Que l’épiscopat français ait choisi le Collège des Bernardins comme scène officielle d’expression publique constitue en soi un symbole. Le cardinal Lustiger avait voulu que l’Église se réapproprie ce haut lieu monastique pour lui rendre sa vocation au service de la culture chrétienne. C’est dans cet esprit qu’il avait été inauguré par Benoît XVI, qui y prononça un mémorable discours restituant au Collège ce qu’il y avait de plus vivant et de plus actuel dans son passé et son présent : « Ce qui a fondé la culture de l’Europe, la recherche de Dieu et la disponibilité à L’écouter, demeure aujourd’hui encore le fondement de toute culture véritable. » Cette vocation, le Collège s’y est montré fidèle depuis sa réouverture. Mais avec la rencontre du 9 avril il acquiert une dimension supplémentaire : montrer à la nation tout entière la réalité d’une Église au cœur de son temps avec sa mission de service.

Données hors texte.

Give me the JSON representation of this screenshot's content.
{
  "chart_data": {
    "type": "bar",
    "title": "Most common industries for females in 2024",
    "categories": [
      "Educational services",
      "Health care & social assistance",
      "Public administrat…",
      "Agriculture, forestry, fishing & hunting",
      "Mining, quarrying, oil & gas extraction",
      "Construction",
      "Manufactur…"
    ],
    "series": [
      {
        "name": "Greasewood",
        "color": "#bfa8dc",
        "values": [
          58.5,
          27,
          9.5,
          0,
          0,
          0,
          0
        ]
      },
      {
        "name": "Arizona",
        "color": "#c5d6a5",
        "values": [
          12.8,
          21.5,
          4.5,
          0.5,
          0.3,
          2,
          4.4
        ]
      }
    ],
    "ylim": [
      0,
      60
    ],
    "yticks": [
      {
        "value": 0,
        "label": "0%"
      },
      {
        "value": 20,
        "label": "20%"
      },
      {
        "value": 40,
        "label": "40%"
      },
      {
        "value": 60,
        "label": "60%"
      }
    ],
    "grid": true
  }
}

L’association de la mémoire et de la modernité rend compte de la nature d’une institution associée au destin du pays depuis ses origines et assumant aujourd’hui pleinement ses tâches évangéliques. Une discussion s’est développée à propos de l’analogie possible de cet événement inédit avec le dîner annuel du Crif (Conseil représentatif des institutions juives de France) qui réunit aussi les responsables politiques autour du chef de l’État et tout ce qui concerne les instances économiques, sociales et culturelles. Serait-ce à dire que l’Église catholique prend acte de son statut minoritaire et s’insère dans la logique des identités en s’affirmant sur le mode communautariste ? À dire vrai ce n’est pas une véritable objection. Il est parfaitement légitime de permettre la libre expression d’une institution sui generis qui doit assumer sa pleine visibilité dans les conditions précises qu’exige l’authenticité de sa nature. Donner d’abord la parole aux personnes en situation de fragilité correspond exactement à cet objectif, de même que le buffet préparé par la Table de Cana, association de réinsertion des chômeurs.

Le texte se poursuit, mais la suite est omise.